Richard_Ngo comments on Towards more cooperative AI safety strategies

Richard_Ngo 23 Jul 2024 16:13 UTC
4 points
0
But I also think that one of the reasons why Richard still works at OpenAI is because he’s the kind of agent who genuinely believes things that tend to be pretty aligned with OpenAI’s interests, and I suspect his perspective is informed by having lots of friends/colleagues at OpenAI.
Added a disclaimer, as suggested. It seems like a good practice for this sort of post. Though note that I disagree with this paragraph; I don’t think “being the kind of agent who X” or “being informed by many people at Y” are good reasons to give disclaimers. Whereas I do buy that “they filter out any ideas that they have that could get them in trouble with the company” is an important (conscious or unconscious) effect, and worth a disclaimer.
I’ve also added this note to the text:
Note that most big companies (especially AGI companies) are strongly structurally power-seeking too, and this is a big reason why society at large is so skeptical of and hostile to them. I focused on AI safety in this post both because companies being power-seeking is an idea that’s mostly “priced in”, and because I think that these ideas are still useful even when dealing with other power-seeking actors.

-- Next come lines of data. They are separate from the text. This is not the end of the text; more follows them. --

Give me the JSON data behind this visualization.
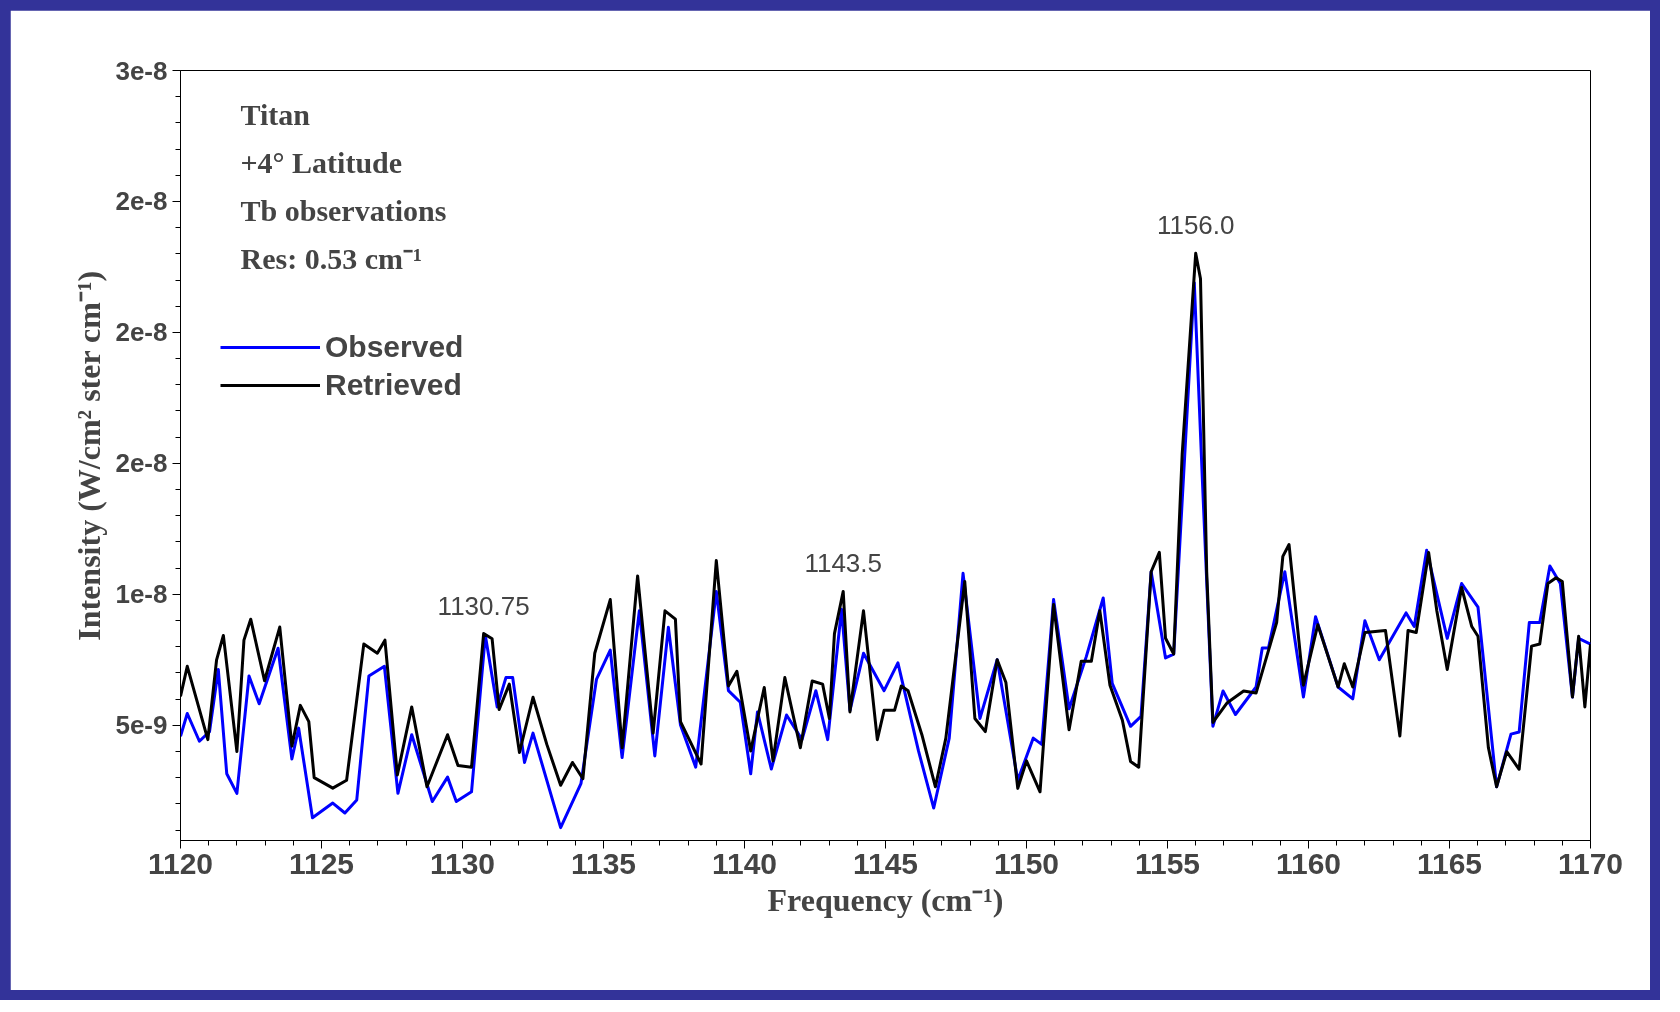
{
  "chart_data": {
    "type": "line",
    "xlabel": "Frequency (cm⁻¹)",
    "ylabel": "Intensity (W/cm² ster cm⁻¹)",
    "annotations": [
      "Titan",
      "+4° Latitude",
      "Tb observations",
      "Res:  0.53 cm⁻¹",
      {
        "text": "1130.75",
        "x": 1130.75,
        "y": 8.5e-09
      },
      {
        "text": "1143.5",
        "x": 1143.5,
        "y": 1.011e-08
      },
      {
        "text": "1156.0",
        "x": 1156.0,
        "y": 2.302e-08
      }
    ],
    "xlim": [
      1120,
      1170
    ],
    "xticks": [
      1120,
      1125,
      1130,
      1135,
      1140,
      1145,
      1150,
      1155,
      1160,
      1165,
      1170
    ],
    "ylim": [
      6e-10,
      3e-08
    ],
    "yticks": [
      {
        "value": 5e-09,
        "label": "5e-9"
      },
      {
        "value": 1e-08,
        "label": "1e-8"
      },
      {
        "value": 1.5e-08,
        "label": "2e-8"
      },
      {
        "value": 2e-08,
        "label": "2e-8"
      },
      {
        "value": 2.5e-08,
        "label": "2e-8"
      },
      {
        "value": 3e-08,
        "label": "3e-8"
      }
    ],
    "grid": false,
    "legend": "top left",
    "line_style": "solid",
    "marker": "none",
    "series": [
      {
        "name": "Observed",
        "color": "#0000ff",
        "x": [
          1120.0,
          1120.24,
          1120.67,
          1121.03,
          1121.34,
          1121.64,
          1122.0,
          1122.43,
          1122.79,
          1123.46,
          1123.95,
          1124.19,
          1124.68,
          1125.4,
          1125.83,
          1126.25,
          1126.68,
          1127.23,
          1127.71,
          1128.2,
          1128.93,
          1129.47,
          1129.78,
          1130.32,
          1130.81,
          1131.23,
          1131.54,
          1131.78,
          1132.2,
          1132.5,
          1133.48,
          1134.2,
          1134.75,
          1135.24,
          1135.66,
          1136.27,
          1136.82,
          1137.3,
          1137.73,
          1138.27,
          1139.0,
          1139.43,
          1139.85,
          1140.22,
          1140.46,
          1140.95,
          1141.49,
          1142.04,
          1142.53,
          1142.95,
          1143.44,
          1143.74,
          1144.22,
          1144.95,
          1145.44,
          1146.17,
          1146.71,
          1147.26,
          1147.75,
          1148.35,
          1148.96,
          1149.69,
          1150.24,
          1150.54,
          1150.96,
          1151.51,
          1152.12,
          1152.72,
          1153.04,
          1153.69,
          1154.06,
          1154.42,
          1154.93,
          1155.22,
          1155.95,
          1156.24,
          1156.61,
          1156.97,
          1157.41,
          1158.14,
          1158.36,
          1158.58,
          1159.16,
          1159.82,
          1160.25,
          1161.05,
          1161.57,
          1162.0,
          1162.51,
          1163.46,
          1163.75,
          1164.19,
          1164.92,
          1165.43,
          1166.01,
          1166.67,
          1167.18,
          1167.47,
          1167.83,
          1168.2,
          1168.56,
          1168.93,
          1169.36,
          1169.58,
          1170.0
        ],
        "values": [
          4.58e-09,
          5.45e-09,
          4.39e-09,
          4.76e-09,
          7.13e-09,
          3.15e-09,
          2.4e-09,
          6.88e-09,
          5.82e-09,
          7.94e-09,
          3.71e-09,
          4.89e-09,
          1.47e-09,
          2.03e-09,
          1.65e-09,
          2.15e-09,
          6.88e-09,
          7.25e-09,
          2.4e-09,
          4.64e-09,
          2.09e-09,
          3.02e-09,
          2.09e-09,
          2.46e-09,
          8.43e-09,
          5.7e-09,
          6.82e-09,
          6.82e-09,
          3.58e-09,
          4.7e-09,
          1.09e-09,
          2.77e-09,
          6.75e-09,
          7.87e-09,
          3.77e-09,
          9.37e-09,
          3.83e-09,
          8.74e-09,
          5.01e-09,
          3.4e-09,
          1.011e-08,
          6.32e-09,
          5.88e-09,
          3.15e-09,
          5.51e-09,
          3.33e-09,
          5.39e-09,
          4.45e-09,
          6.32e-09,
          4.45e-09,
          9.43e-09,
          5.57e-09,
          7.75e-09,
          6.32e-09,
          7.38e-09,
          4.02e-09,
          1.84e-09,
          4.51e-09,
          1.08e-08,
          5.26e-09,
          7.5e-09,
          2.9e-09,
          4.51e-09,
          4.27e-09,
          9.8e-09,
          5.63e-09,
          7.62e-09,
          9.86e-09,
          6.6e-09,
          4.96e-09,
          5.34e-09,
          1.086e-08,
          7.57e-09,
          7.72e-09,
          2.19e-08,
          1.429e-08,
          4.96e-09,
          6.31e-09,
          5.41e-09,
          6.46e-09,
          7.95e-09,
          7.95e-09,
          1.086e-08,
          6.08e-09,
          9.14e-09,
          6.46e-09,
          6.01e-09,
          8.99e-09,
          7.5e-09,
          9.29e-09,
          8.77e-09,
          1.168e-08,
          8.32e-09,
          1.041e-08,
          9.51e-09,
          2.65e-09,
          4.66e-09,
          4.74e-09,
          8.92e-09,
          8.92e-09,
          1.108e-08,
          1.041e-08,
          6.08e-09,
          8.32e-09,
          8.1e-09
        ]
      },
      {
        "name": "Retrieved",
        "color": "#000000",
        "x": [
          1120.0,
          1120.24,
          1120.97,
          1121.28,
          1121.52,
          1122.0,
          1122.25,
          1122.49,
          1122.98,
          1123.52,
          1123.95,
          1124.25,
          1124.55,
          1124.74,
          1125.4,
          1125.89,
          1126.5,
          1126.98,
          1127.25,
          1127.69,
          1128.2,
          1128.74,
          1129.47,
          1129.84,
          1130.32,
          1130.75,
          1131.05,
          1131.3,
          1131.66,
          1132.02,
          1132.5,
          1132.99,
          1133.48,
          1133.9,
          1134.27,
          1134.69,
          1135.24,
          1135.66,
          1136.21,
          1136.76,
          1137.18,
          1137.55,
          1137.73,
          1138.46,
          1139.0,
          1139.43,
          1139.73,
          1140.22,
          1140.7,
          1141.01,
          1141.43,
          1141.98,
          1142.4,
          1142.77,
          1143.01,
          1143.19,
          1143.5,
          1143.74,
          1144.22,
          1144.71,
          1144.95,
          1145.32,
          1145.56,
          1145.8,
          1146.29,
          1146.77,
          1147.14,
          1147.81,
          1148.17,
          1148.54,
          1148.96,
          1149.27,
          1149.69,
          1150.0,
          1150.48,
          1150.96,
          1151.51,
          1151.94,
          1152.3,
          1152.6,
          1152.96,
          1153.4,
          1153.69,
          1153.98,
          1154.42,
          1154.71,
          1154.93,
          1155.22,
          1155.52,
          1156.0,
          1156.17,
          1156.39,
          1156.61,
          1157.12,
          1157.7,
          1158.14,
          1158.87,
          1159.09,
          1159.31,
          1159.82,
          1160.33,
          1161.05,
          1161.27,
          1161.57,
          1162.0,
          1162.73,
          1163.24,
          1163.53,
          1163.82,
          1164.26,
          1164.55,
          1164.92,
          1165.43,
          1165.79,
          1166.01,
          1166.38,
          1166.67,
          1167.03,
          1167.47,
          1167.91,
          1168.2,
          1168.49,
          1168.78,
          1169.0,
          1169.36,
          1169.58,
          1169.8,
          1170.0
        ],
        "values": [
          6.1e-09,
          7.25e-09,
          4.45e-09,
          7.5e-09,
          8.43e-09,
          4e-09,
          8.25e-09,
          9.05e-09,
          6.7e-09,
          8.75e-09,
          4.2e-09,
          5.76e-09,
          5.14e-09,
          3e-09,
          2.6e-09,
          2.9e-09,
          8.1e-09,
          7.75e-09,
          8.25e-09,
          3.1e-09,
          5.7e-09,
          2.65e-09,
          4.64e-09,
          3.46e-09,
          3.4e-09,
          8.5e-09,
          8.3e-09,
          5.6e-09,
          6.57e-09,
          3.96e-09,
          6.07e-09,
          4.27e-09,
          2.71e-09,
          3.58e-09,
          2.96e-09,
          7.75e-09,
          9.8e-09,
          4.14e-09,
          1.07e-08,
          4.7e-09,
          9.37e-09,
          9.05e-09,
          5.14e-09,
          3.52e-09,
          1.129e-08,
          6.5e-09,
          7.06e-09,
          4.02e-09,
          6.44e-09,
          3.64e-09,
          6.82e-09,
          4.14e-09,
          6.69e-09,
          6.57e-09,
          5.26e-09,
          8.5e-09,
          1.011e-08,
          5.51e-09,
          9.37e-09,
          4.45e-09,
          5.57e-09,
          5.57e-09,
          6.5e-09,
          6.32e-09,
          4.64e-09,
          2.65e-09,
          4.51e-09,
          1.049e-08,
          5.26e-09,
          4.76e-09,
          7.5e-09,
          6.63e-09,
          2.59e-09,
          3.64e-09,
          2.46e-09,
          9.61e-09,
          4.83e-09,
          7.44e-09,
          7.44e-09,
          9.37e-09,
          6.53e-09,
          5.19e-09,
          3.62e-09,
          3.4e-09,
          1.086e-08,
          1.16e-08,
          8.32e-09,
          7.72e-09,
          1.534e-08,
          2.302e-08,
          2.205e-08,
          1.086e-08,
          5.11e-09,
          5.86e-09,
          6.31e-09,
          6.23e-09,
          8.92e-09,
          1.145e-08,
          1.19e-08,
          6.53e-09,
          8.84e-09,
          6.46e-09,
          7.35e-09,
          6.46e-09,
          8.54e-09,
          8.62e-09,
          4.59e-09,
          8.62e-09,
          8.54e-09,
          1.16e-08,
          9.37e-09,
          7.13e-09,
          1.026e-08,
          8.77e-09,
          8.4e-09,
          4.14e-09,
          2.65e-09,
          3.99e-09,
          3.32e-09,
          8.02e-09,
          8.1e-09,
          1.041e-08,
          1.063e-08,
          1.049e-08,
          6.08e-09,
          8.4e-09,
          5.7e-09,
          8.1e-09
        ]
      }
    ]
  }
}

- Adam Scholl 24 Jul 2024 0:11 UTC
  42 points
  42
  Parent
  I appreciate you adding the note, though I do think the situation is far more unusual than described. I agree it’s widely priced in that companies in general seek power, but I think probably less so that the author of this post personally works for a company which is attempting to acquire drastically more power than any other company ever, and that much of the behavior the post describes as power-seeking amounts to “people trying to stop the author and his colleagues from attempting that.”
- Akash 23 Jul 2024 17:44 UTC
  4 points
  1
  Parent
  Thanks!
  (I think “being the kind of agent who survives the selection process” can sometimes be an important epistemic thing to consider, though mostly when thinking about how systems work and what kinds of people/views those systems promote. Agreed that “being informed by many people who Y” is a rather weak one & certainly would not on its own warrant a disclosure.)
  - Richard_Ngo 23 Jul 2024 18:29 UTC
    2 points
    1
    Parent
    I think “being the kind of agent who survives the selection process” can sometimes be an important epistemic thing to consider
    I’m not claiming it’s zero information, but there are lots of things that convey non-zero information which it’d be bad to set disclosure norms based on. E.g. “I’ve only ever worked at nonprofits” should definitely affect your opinion of someone’s epistemics (e.g. when they’re trying to evaluate corporate dynamics) but once we start getting people to disclose that sort of thing there’s no clear stopping point. So mostly I want the line to be “current relevant conflicts of interest”.
    - Raemon 23 Jul 2024 18:43 UTC
      3 points
      0
      Parent
      My take atm is “seems right that this shouldn’t be a permanent norm, there are definitely costs of disclaimer-ratcheting that are pretty bad. I think it might still be the right thing to do of your own accord in some cases, which is, like, superogetory.”
      I think there’s maybe a weird thing with this post, where, it’s trying to be the timeless, abstract version of itself. It’s certainly easier to write the timeless abstract version than the “digging into specific examples and calling people out” version. But, I think the digging into specific examples is actually kind of important here – it’s easy to come away with vague takeaways that disagree, where everyone nods along but then mostly thinks it’s Those Other Guys who are being power seeking.
      Given that it’s probably 10-50x harder to write the Post With Specific Examples, I think actually a pretty okay outcome is “ship the vague post, and let discussion in the comments get into the inside-baseball-details.” And, then, it’d be remiss for the post-author’s role in the ecosystem not coming up as an example to dig into.